Professor

Not accepting new graduate students

Education

Ph.D., Biology, Stanford, 2005
B.A., Biology and Mathematics, Williams, 2000

Biography

The Buckley lab combines modelling, field and lab collection of ecological and physiological data, and ecoinformatics to examine how biology (morphology, physiology, and life history) determines an organism’s ecological and evolutionary responses to environmental change.  We integrate approaches from physiological ecology and evolution, population and community ecology, and biogeography. A focus is characterizing how organisms experience and respond to fine scale spatial and temporal environmental variation. Much of our recent work has entailed repeating functional experiments and observations on montane insects after several decades of climate change to assess ecological and evolutionary responses and test predictive models. The TrEnCh project builds computational and visualization tools to Translate Environmental Change into organismal responses and improve capacity for ecological and evolutionary forecasting.

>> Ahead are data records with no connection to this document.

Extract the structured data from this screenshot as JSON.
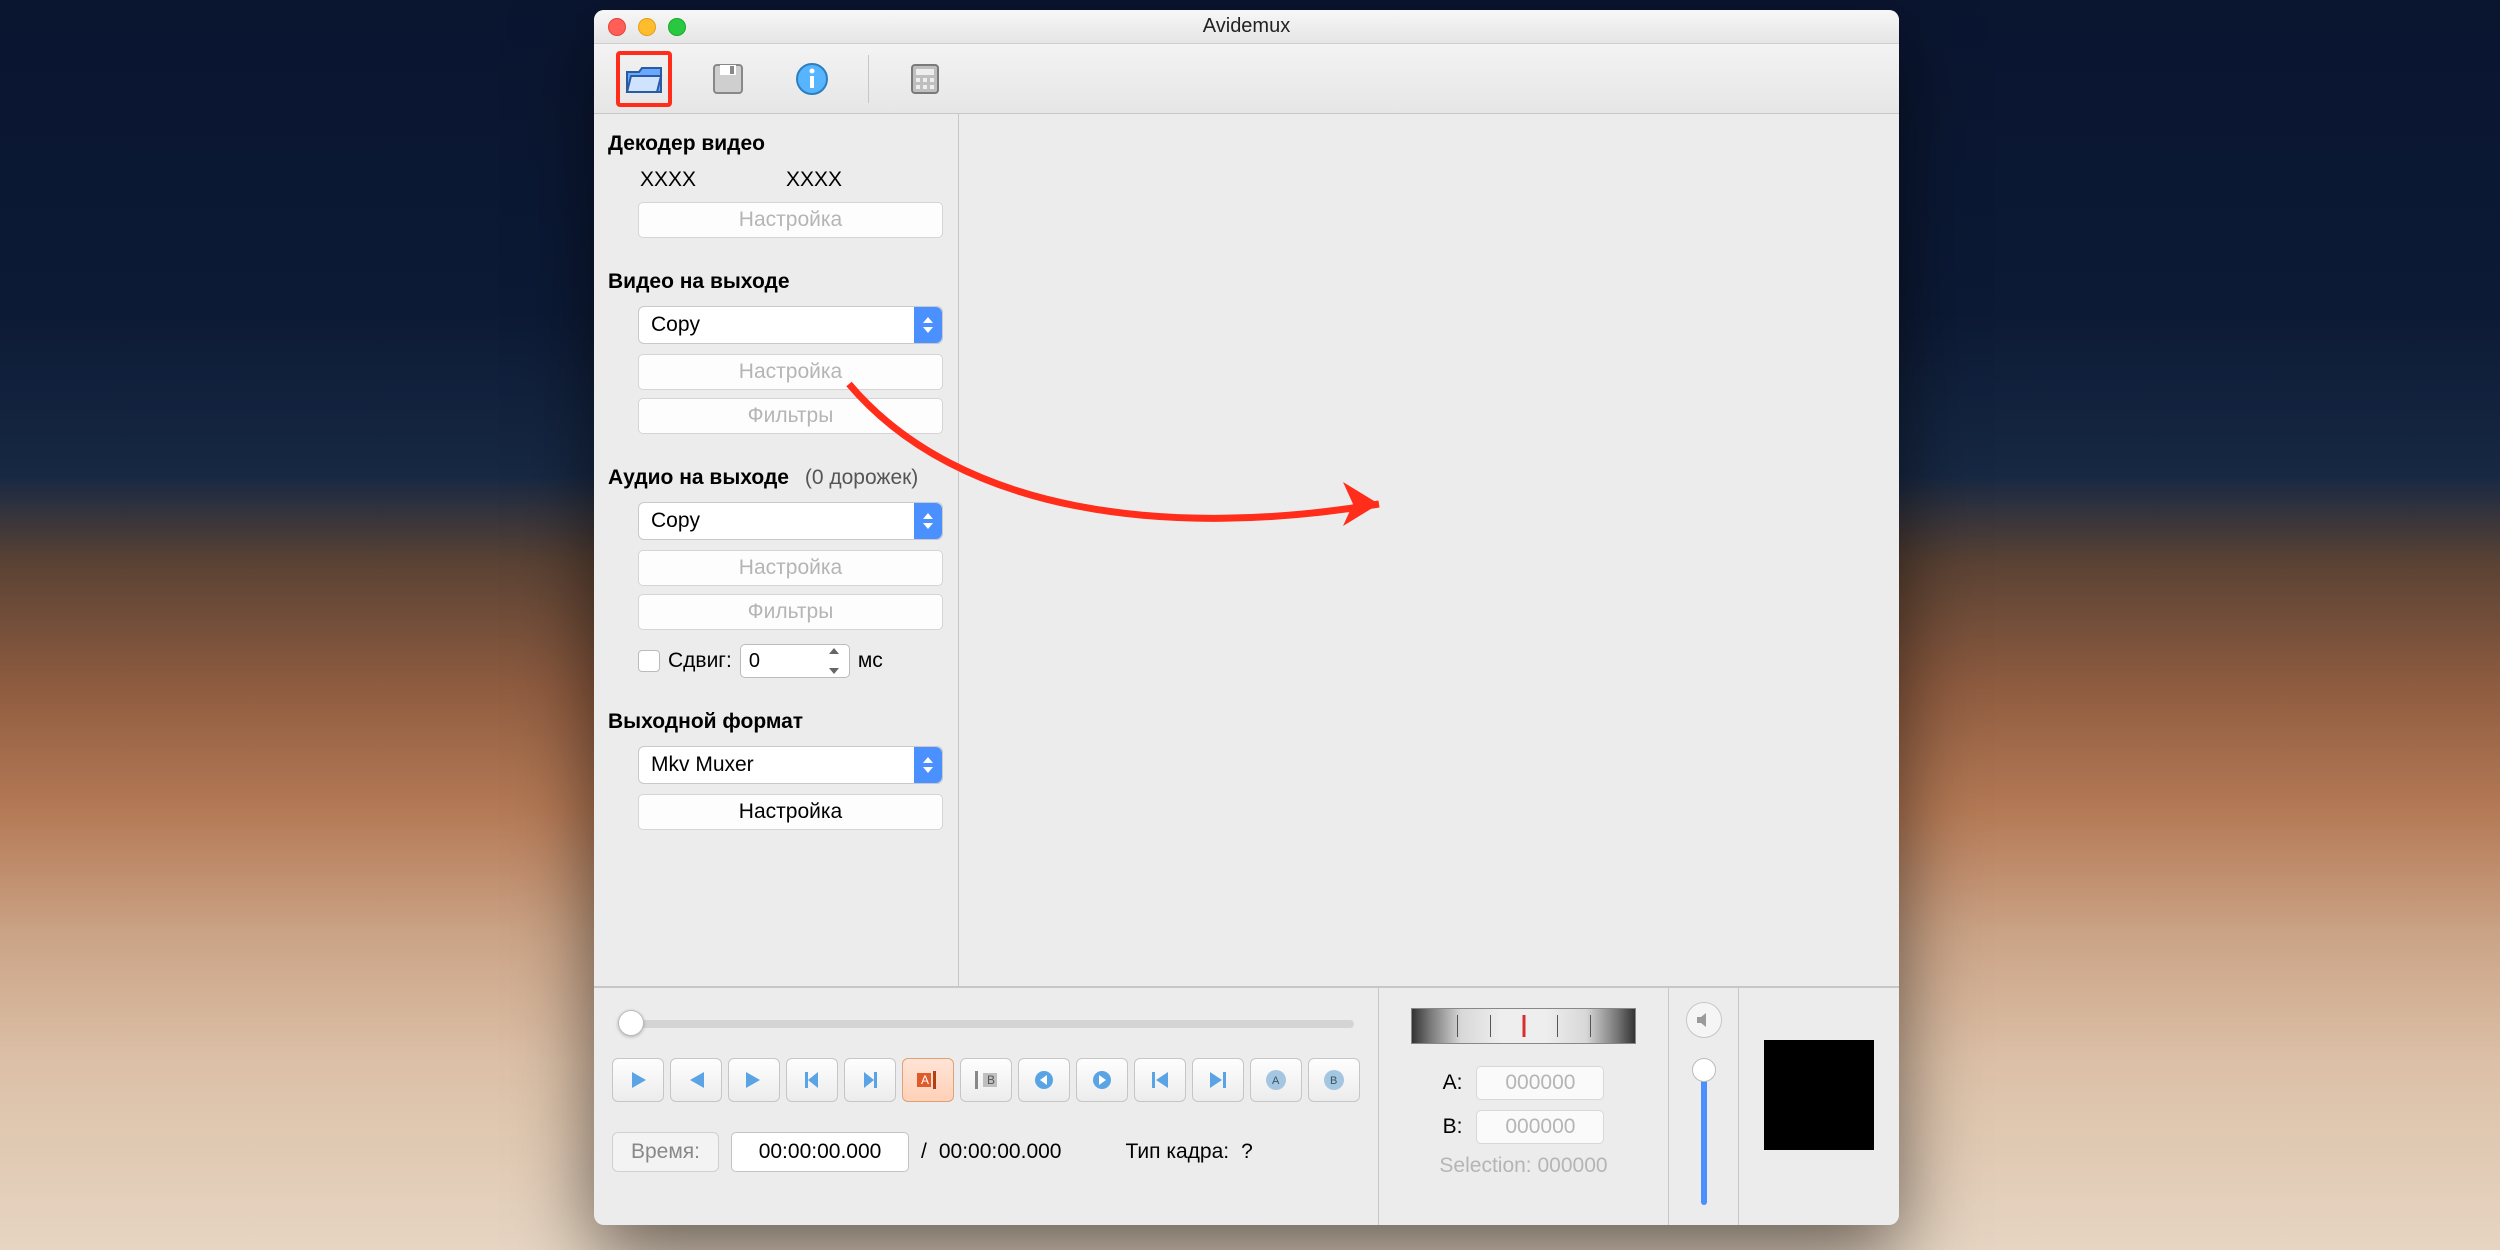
{
  "window_title": "Avidemux",
  "annotation": {
    "highlight_toolbar_index": 0
  },
  "sidebar": {
    "decoder": {
      "title": "Декодер видео",
      "xxxx1": "XXXX",
      "xxxx2": "XXXX",
      "config": "Настройка"
    },
    "video_out": {
      "title": "Видео на выходе",
      "codec": "Copy",
      "config": "Настройка",
      "filters": "Фильтры"
    },
    "audio_out": {
      "title": "Аудио на выходе",
      "tracks": "(0 дорожек)",
      "codec": "Copy",
      "config": "Настройка",
      "filters": "Фильтры",
      "shift_label": "Сдвиг:",
      "shift_value": "0",
      "shift_unit": "мс"
    },
    "output_fmt": {
      "title": "Выходной формат",
      "muxer": "Mkv Muxer",
      "config": "Настройка"
    }
  },
  "timeline": {
    "time_button": "Время:",
    "time_value": "00:00:00.000",
    "duration_sep": "/",
    "duration": "00:00:00.000",
    "frame_type_label": "Тип кадра:",
    "frame_type_value": "?"
  },
  "selection": {
    "a_label": "A:",
    "a_value": "000000",
    "b_label": "B:",
    "b_value": "000000",
    "sel_label": "Selection:",
    "sel_value": "000000"
  }
}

Questions we’ve worked on recently include:

  • How does local adaptation across a species’ range influence responses to climate change?
  • How does thermoregulatory behavior alter the evolution of thermal tolerances and climate change impacts over the short and long term?
  • How does thermal exposure and sensitivity vary across the life cycle and what are the implications for demography and distributions?
  • What are the implications of developmental plasticity for phenology and demography in changing environments?
  • What are the relative impacts of acute (extremes) and chronic (means) climate conditions on demography and distributions?
  • How does climate variability influence plastic and evolutionary responses to climate change?